One day after Mickelson stunned the golf world with his slapstick antics on the 13th green, he returned to the scene of controversy and threw his hands up as though he’d won the championship after converting a 5-foot par putt. One had to wonder if he had waited all day to do that.
As Mickelson posed for selfies, the press patiently waited him out even though word had already come down from his agent that there would be no interviews.
Amy Mickelson, dressed in solid black like her husband, stood off the side of the pro shop porch. For as long as they’ve been in this together, Saturday night at the U.S. Open was like nothing they’d experienced before. Phil knew the rule, Amy said, but when he got home and heard all the talk about disqualification, he picked up the phone during the afternoon telecast.
“When he heard that he called Mike Davis and said ‘If I’ve done something that crosses the line that much, then I need to withdraw immediately,’ ” Amy said.
Davis assured Phil that he was well within the rules. He closed with a 1-under 69 on a much more receptive Shinnecock Hills.

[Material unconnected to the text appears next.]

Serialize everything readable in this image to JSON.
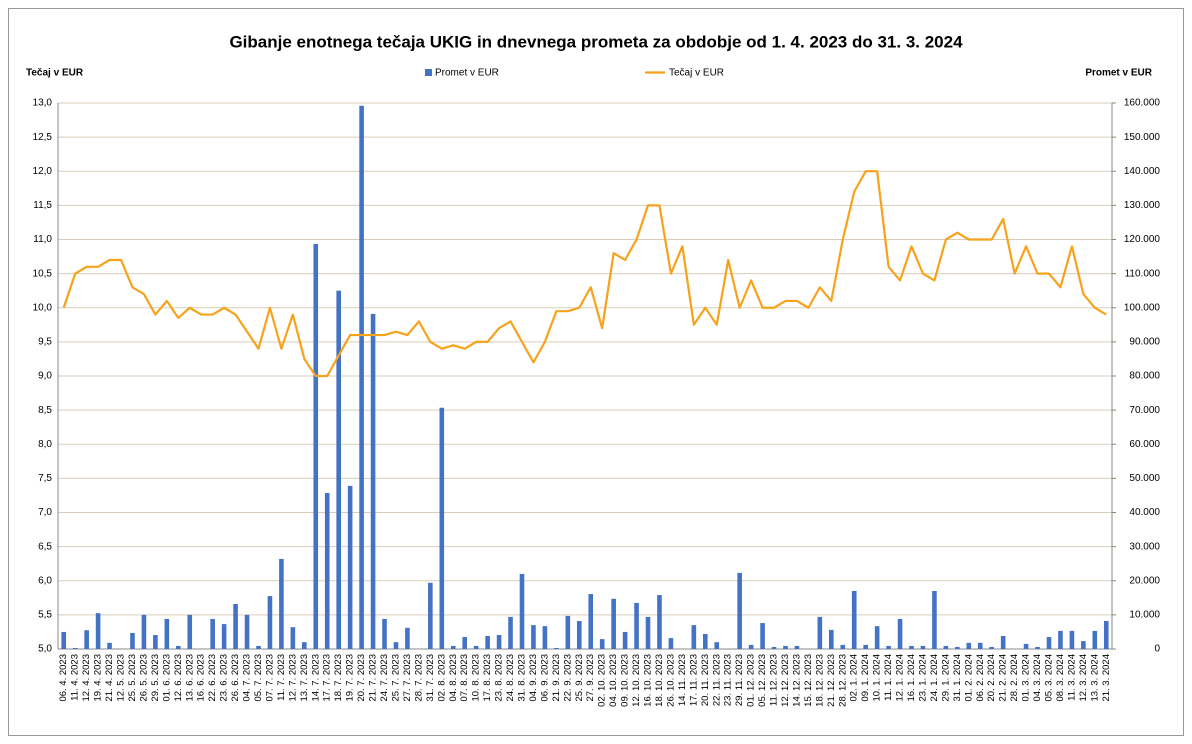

“You know it’s not his finest moment,” said Amy, “but hopefully he’ll learn from it. Like anybody, good people make mistakes. We all have a moment in life sometimes and that was kind of a moment I think for him.”
Once Phil got to the end of the autograph line, he kept grinning as he faced the media and headed toward the range. At this point, a smaller contingent of reporters rushed behind seeking comment.
When asked if he regretted what happened Saturday, he said: “The real question is, what will I do next? I don’t know.”
Once he walked into player hospitality, the hunt was over.
Amy said she was “a little bit” surprised that Phil didn’t formally speak with the press but couldn’t really blame him.
“He has been pretty under fire,” she said. “A lot of people have been pretty rough. … . It’s not like we’re in his shoes and understand what he has gone through. You and me, we are looking at it from the outside, sitting in the press room or family dining. … They’re playing sports for a living, but still in the moment it’s a very heavy week, an intense week. A lot happens over the course of 24 hours every day.
“I don’t know what he’s going to do, but I think he’s ready to go.”